Learn which vegetable oils are the healthiest and which are bad for you from nutrition expert Alex Jamieson in this Howcast video.


You might be a little confused when it comes to choosing the best type of vegetable oils for you and your diet. That's because there are different benefits and different drawbacks to so many of them.

Now, olive oil is the most common, and it's high in heart healthy monounsaturated fats. But it's also low in the omega 3 fatty acids that we need more of. Canola oil is lower in saturated fat, and higher in omega 3 fatty acids, and it doesn't have that olive oil taste. So it can be better to use in kind of a neutral baking way. It won't add the olive oil taste and aroma to it. But you want to make sure that you're getting organic canola oil, because canola can be genetically modified, and we're not sure what the health implications of that are yet.

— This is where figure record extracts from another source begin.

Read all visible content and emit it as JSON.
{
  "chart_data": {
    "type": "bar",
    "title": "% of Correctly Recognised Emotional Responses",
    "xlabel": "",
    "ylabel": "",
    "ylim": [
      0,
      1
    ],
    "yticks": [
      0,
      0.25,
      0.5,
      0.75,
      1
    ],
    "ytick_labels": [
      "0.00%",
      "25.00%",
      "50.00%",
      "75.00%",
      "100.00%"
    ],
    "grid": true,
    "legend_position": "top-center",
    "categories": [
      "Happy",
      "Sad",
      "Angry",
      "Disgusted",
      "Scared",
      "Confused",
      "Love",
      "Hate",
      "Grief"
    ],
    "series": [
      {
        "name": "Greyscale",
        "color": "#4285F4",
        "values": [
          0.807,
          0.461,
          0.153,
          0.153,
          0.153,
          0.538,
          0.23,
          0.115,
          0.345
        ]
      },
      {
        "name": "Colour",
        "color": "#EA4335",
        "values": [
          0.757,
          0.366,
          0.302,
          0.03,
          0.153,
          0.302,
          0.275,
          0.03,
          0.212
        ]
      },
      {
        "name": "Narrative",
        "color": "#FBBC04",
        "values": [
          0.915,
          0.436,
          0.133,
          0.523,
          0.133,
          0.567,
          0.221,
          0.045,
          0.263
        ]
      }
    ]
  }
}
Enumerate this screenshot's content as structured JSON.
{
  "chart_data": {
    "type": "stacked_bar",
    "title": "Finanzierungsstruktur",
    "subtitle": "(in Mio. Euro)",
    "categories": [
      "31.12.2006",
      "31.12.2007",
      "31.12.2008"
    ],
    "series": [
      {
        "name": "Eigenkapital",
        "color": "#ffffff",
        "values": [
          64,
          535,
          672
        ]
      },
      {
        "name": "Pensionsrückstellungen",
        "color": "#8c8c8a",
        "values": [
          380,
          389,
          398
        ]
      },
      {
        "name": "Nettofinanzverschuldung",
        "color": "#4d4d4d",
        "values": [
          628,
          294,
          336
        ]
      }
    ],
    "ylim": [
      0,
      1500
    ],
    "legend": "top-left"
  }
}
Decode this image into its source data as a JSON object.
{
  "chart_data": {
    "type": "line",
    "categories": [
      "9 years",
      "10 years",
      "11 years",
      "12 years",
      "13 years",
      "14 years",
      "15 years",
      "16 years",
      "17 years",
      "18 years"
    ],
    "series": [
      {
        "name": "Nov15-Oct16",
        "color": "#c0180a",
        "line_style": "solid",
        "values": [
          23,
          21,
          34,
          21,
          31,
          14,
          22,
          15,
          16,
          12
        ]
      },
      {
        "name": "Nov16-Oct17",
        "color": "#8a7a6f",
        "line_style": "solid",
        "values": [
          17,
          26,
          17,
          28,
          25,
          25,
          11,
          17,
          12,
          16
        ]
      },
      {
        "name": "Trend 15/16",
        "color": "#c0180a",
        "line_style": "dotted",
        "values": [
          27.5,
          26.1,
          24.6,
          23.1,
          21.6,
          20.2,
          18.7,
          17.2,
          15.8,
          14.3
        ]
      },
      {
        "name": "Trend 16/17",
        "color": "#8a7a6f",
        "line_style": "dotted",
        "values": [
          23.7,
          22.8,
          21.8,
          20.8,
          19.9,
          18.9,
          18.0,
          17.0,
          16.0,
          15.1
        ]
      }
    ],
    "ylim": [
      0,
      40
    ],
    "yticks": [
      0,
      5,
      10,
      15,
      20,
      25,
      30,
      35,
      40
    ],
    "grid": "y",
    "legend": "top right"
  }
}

Another oil to consider using is coconut oil. Now, coconut oil is saturated, meaning that it is solid at room temperature. But it can be wonderful in baking, and it has a different aroma and texture to it, which can be healthier for people who need to avoid dairy, like using butter in their baking.

Other oils that you might want to use for finishing, and that means not cooking with them, but instead drizzling on finished cooked foods, or as a salad dressing, are the more tender oils. The oils that will be degraded by heating them. Things like pistachio oil, or almond oil, or toasted sesame oil can be really a delicious way to add some extra flavor, and aroma to your dishes. But you don't want to cook them, because that will degrade the quality of the oil.